As announced in The Korean Times ( http://www.koreatimes.co.kr/www/art/2019/05/142_269542.html) “Prize-winning South Korean novelist Han Kang has handed over a novel to the Norwegian public arts project “Future Library,” with her writing to remain unpublished and unread for nearly a century. The 2016 winner of the Man Booker International prize for her novel “The Vegetarian” has been chosen as the fifth writer for the Norwegian project along with 99 renowned authors including English writer David Mitchell. Their works will be kept in secret and published a century later on paper made from the trees of a special forest cultivated for the project.”
“At the ceremony held at a forest on the outskirts of Oslo, Norway, on Saturday, the writer handed over a manuscript covered with a white cloth to Scottish artist Katie Paterson, who initiated the “Future Library” project in 2014. . . . The novel, titled “Dear Son, My Beloved,” will be held in the Deichman Library in Oslo until its scheduled publication in 2114.”
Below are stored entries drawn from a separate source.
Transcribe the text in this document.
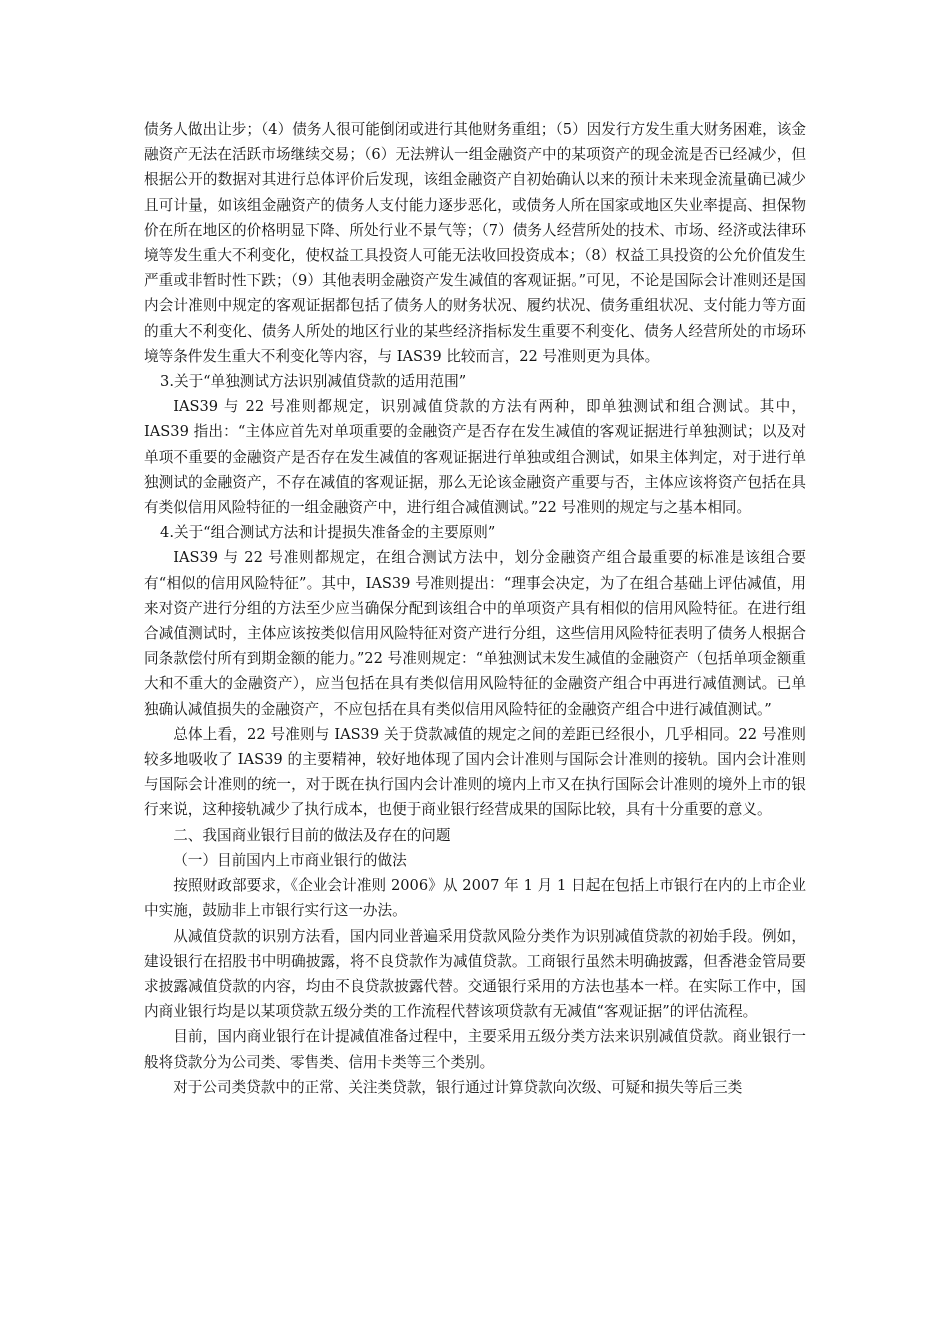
债务人做出让步；（4）债务人很可能倒闭或进行其他财务重组；（5）因发行方发生重大财务困难，该金融资产无法在活跃市场继续交易；（6）无法辨认一组金融资产中的某项资产的现金流是否已经减少，但根据公开的数据对其进行总体评价后发现，该组金融资产自初始确认以来的预计未来现金流量确已减少且可计量，如该组金融资产的债务人支付能力逐步恶化，或债务人所在国家或地区失业率提高、担保物价在所在地区的价格明显下降、所处行业不景气等；（7）债务人经营所处的技术、市场、经济或法律环境等发生重大不利变化，使权益工具投资人可能无法收回投资成本；（8）权益工具投资的公允价值发生严重或非暂时性下跌；（9）其他表明金融资产发生减值的客观证据。”可见，不论是国际会计准则还是国内会计准则中规定的客观证据都包括了债务人的财务状况、履约状况、债务重组状况、支付能力等方面的重大不利变化、债务人所处的地区行业的某些经济指标发生重要不利变化、债务人经营所处的市场环境等条件发生重大不利变化等内容，与 IAS39 比较而言，22 号准则更为具体。

3.关于“单独测试方法识别减值贷款的适用范围”

IAS39 与 22 号准则都规定，识别减值贷款的方法有两种，即单独测试和组合测试。其中，IAS39 指出：“主体应首先对单项重要的金融资产是否存在发生减值的客观证据进行单独测试；以及对单项不重要的金融资产是否存在发生减值的客观证据进行单独或组合测试，如果主体判定，对于进行单独测试的金融资产，不存在减值的客观证据，那么无论该金融资产重要与否，主体应该将资产包括在具有类似信用风险特征的一组金融资产中，进行组合减值测试。”22 号准则的规定与之基本相同。

4.关于“组合测试方法和计提损失准备金的主要原则”

IAS39 与 22 号准则都规定，在组合测试方法中，划分金融资产组合最重要的标准是该组合要有“相似的信用风险特征”。其中，IAS39 号准则提出：“理事会决定，为了在组合基础上评估减值，用来对资产进行分组的方法至少应当确保分配到该组合中的单项资产具有相似的信用风险特征。在进行组合减值测试时，主体应该按类似信用风险特征对资产进行分组，这些信用风险特征表明了债务人根据合同条款偿付所有到期金额的能力。”22 号准则规定：“单独测试未发生减值的金融资产（包括单项金额重大和不重大的金融资产），应当包括在具有类似信用风险特征的金融资产组合中再进行减值测试。已单独确认减值损失的金融资产，不应包括在具有类似信用风险特征的金融资产组合中进行减值测试。”

总体上看，22 号准则与 IAS39 关于贷款减值的规定之间的差距已经很小，几乎相同。22 号准则较多地吸收了 IAS39 的主要精神，较好地体现了国内会计准则与国际会计准则的接轨。国内会计准则与国际会计准则的统一，对于既在执行国内会计准则的境内上市又在执行国际会计准则的境外上市的银行来说，这种接轨减少了执行成本，也便于商业银行经营成果的国际比较，具有十分重要的意义。

二、我国商业银行目前的做法及存在的问题

（一）目前国内上市商业银行的做法

按照财政部要求，《企业会计准则 2006》从 2007 年 1 月 1 日起在包括上市银行在内的上市企业中实施，鼓励非上市银行实行这一办法。

从减值贷款的识别方法看，国内同业普遍采用贷款风险分类作为识别减值贷款的初始手段。例如，建设银行在招股书中明确披露，将不良贷款作为减值贷款。工商银行虽然未明确披露，但香港金管局要求披露减值贷款的内容，均由不良贷款披露代替。交通银行采用的方法也基本一样。在实际工作中，国内商业银行均是以某项贷款五级分类的工作流程代替该项贷款有无减值“客观证据”的评估流程。

目前，国内商业银行在计提减值准备过程中，主要采用五级分类方法来识别减值贷款。商业银行一般将贷款分为公司类、零售类、信用卡类等三个类别。

对于公司类贷款中的正常、关注类贷款，银行通过计算贷款向次级、可疑和损失等后三类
“It’s like my script marrying the forest, or like a funeral where this script longs for a rebirth, or like a lullaby for a century-long sleep,” said Han, explaining what the white cloth refers to. She added that a piece of white fabric is used for side snap shirts for infants, mourning clothes and bedding in South Korea. “This is time to say goodbye,” the 48-year old novelist said, closing her speech.
Future Library 5th handover ceremony 25 May 2019.Framtidsbibliotekets 5. overrekkelse 25. mai 2019 from Future Library on Vimeo.
She also read a message that she wrote about the project last month. “So finally in the moment I write the first sentence, I have to believe in the world one hundred years from now, the unlikely possibility that there would still be people who will read what I write … as well as the thinly founded hope that this globe will have not yet become a massive ruin,” she said. “If we can call the moment when we have to take one step toward the light despite all the uncertainties a prayer, this project would probably be something close to a one-hundred-year-long prayer.”
She said she used the term “one-hundred-year-long prayer” to represent the efforts by people to get out of uncertainly over the course of a century. “If we say a prayer is a struggle in the midst of uncertainty, this project is a prayer and something that many people born and dying keep doing over 100 years,” she noted.